James fronça les sourcils alors que Sirius disparaissait dans l'escalier qui menait aux dortoirs pour y ranger la carte, Peter sur les talons. Un peu inquiet, James tourna sur lui-même et découvrit Harry planté au beau milieu de la salle commune, l'air de ne pas trop savoir quoi faire. Il fronça les sourcils et s'approcha de lui.

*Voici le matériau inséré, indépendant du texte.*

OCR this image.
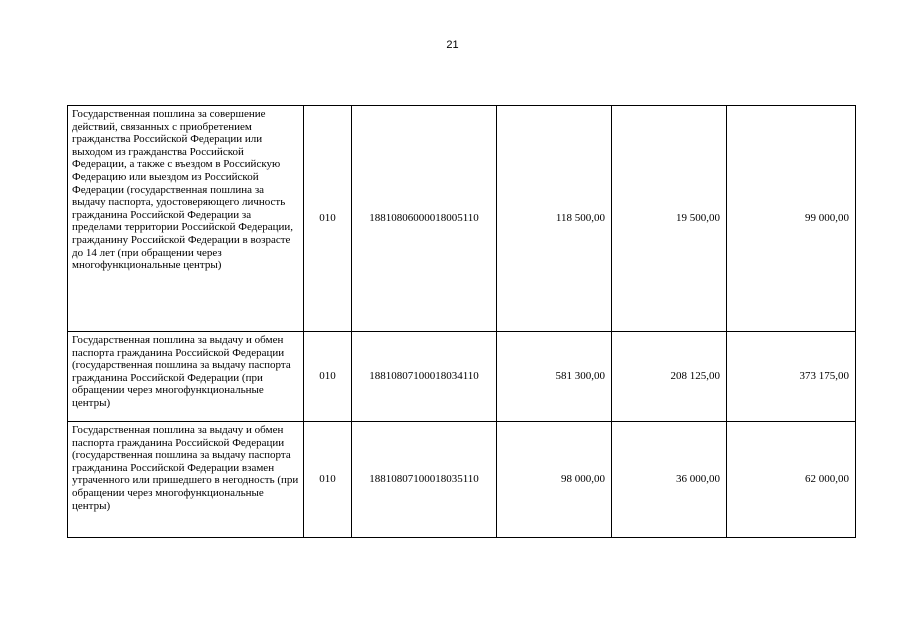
21
Государственная пошлина за совершение действий, связанных с приобретением гражданства Российской Федерации или выходом из гражданства Российской Федерации, а также с въездом в Российскую Федерацию или выездом из Российской Федерации (государственная пошлина за выдачу паспорта, удостоверяющего личность гражданина Российской Федерации за пределами территории Российской Федерации, гражданину Российской Федерации в возрасте до 14 лет (при обращении через многофункциональные центры)	010	18810806000018005110	118 500,00	19 500,00	99 000,00
Государственная пошлина за выдачу и обмен паспорта гражданина Российской Федерации (государственная пошлина за выдачу паспорта гражданина Российской Федерации (при обращении через многофункциональные центры)	010	18810807100018034110	581 300,00	208 125,00	373 175,00
Государственная пошлина за выдачу и обмен паспорта гражданина Российской Федерации (государственная пошлина за выдачу паспорта гражданина Российской Федерации взамен утраченного или пришедшего в негодность (при обращении через многофункциональные центры)	010	18810807100018035110	98 000,00	36 000,00	62 000,00
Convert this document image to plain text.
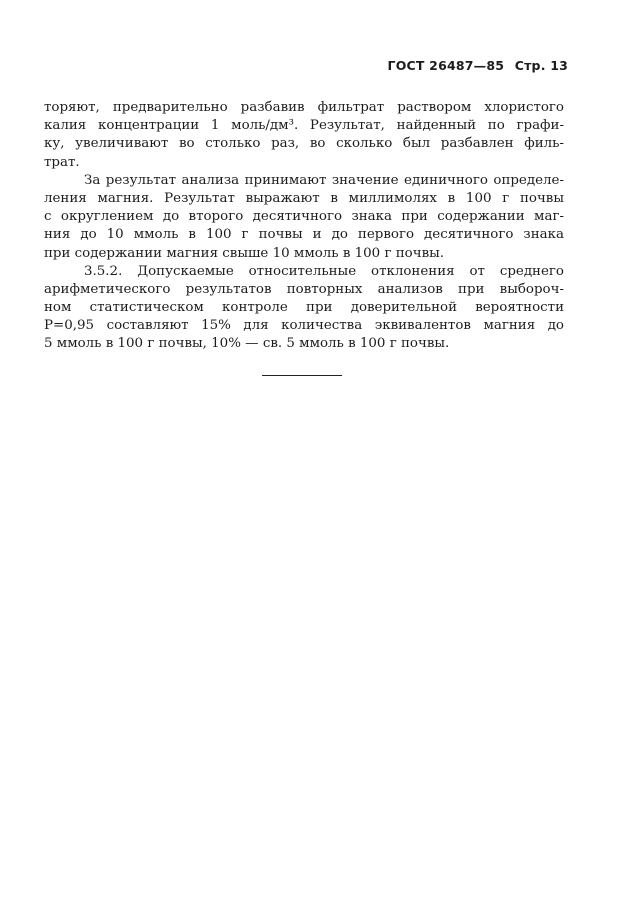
ГОСТ 26487—85 Стр. 13
торяют, предварительно разбавив фильтрат раствором хлористого
калия концентрации 1 моль/дм³. Результат, найденный по графи-
ку, увеличивают во столько раз, во сколько был разбавлен филь-
трат.
За результат анализа принимают значение единичного определе-
ления магния. Результат выражают в миллимолях в 100 г почвы
с округлением до второго десятичного знака при содержании маг-
ния до 10 ммоль в 100 г почвы и до первого десятичного знака
при содержании магния свыше 10 ммоль в 100 г почвы.
3.5.2. Допускаемые относительные отклонения от среднего
арифметического результатов повторных анализов при выбороч-
ном статистическом контроле при доверительной вероятности
Р=0,95 составляют 15% для количества эквивалентов магния до
5 ммоль в 100 г почвы, 10% — св. 5 ммоль в 100 г почвы.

– Il s'est passé quelque chose ?
La voix de James à cinq centimètres de lui fit sursauter Harry qui ne l'avait pas entendu arriver, perdu qu'il était dans ses pensées. Il prit une seconde pour remettre de l'ordre dans ses esprits et adressa un sourire incertain qu'il pensa approprié à James.
– Je sais pas trop, avoua-t-il en grimaçant légèrement. On a vidé les fioles sur les lits, ça c'est bon. Mais je crois qu'il y a eu un souci avec moi.
Il ne se serait jamais cru posséder des talents de comédien. C'était Ginny qui était douée pour inventer n'importe quel mensonge en un battement de cils. Fred et George répétaient continuellement à qui voulait bien l'entendre qu'elle était plus maligne qu'eux deux réunis. Lui était plus du genre à perdre ses moyens et ne rien dire du tout.
James fronça les sourcils, clairement surpris. Il pressa une main sur l'épaule de Harry qui trouva en ce maigre geste un plus grand réconfort que ce qu'il aurait jamais pu imaginer. Pendant deux secondes, il se sentit mal de mentir à James, avant de se fustiger mentalement.
Idiot, murmura sa conscience. C'est pas comme si tu pouvais débarquer et lui dire que tu es son fils.
– J'irai parler à Sirius, fit James avec un sourire serein, pas inquiété pour une mornille. T'en fais pas, va, des fois il est dur à suivre, Sirius.
– … Mais pas pour toi, répliqua Harry dans un fin sourire, un étrange sentiment de plénitude l'envahissant du simple fait d'entendre son père parler de son meilleur ami.
Il avait toujours écouté son parrain et Remus parler de James avec émotion. À présent, entendre James parler de Sirius avait un petit côté non seulement satisfaisant, mais également… apaisant. Comme si la boucle était bouclée, en quelque sorte.
James explosa de rire en hochant la tête.
– Je le connais depuis longtemps, expliqua-t-il en souriant, son regard se perdant sans qu'il ne s'en rende compte vers les dortoirs où se trouvait Sirius. Il est… Il est le frère que la vie a oublié de me donner.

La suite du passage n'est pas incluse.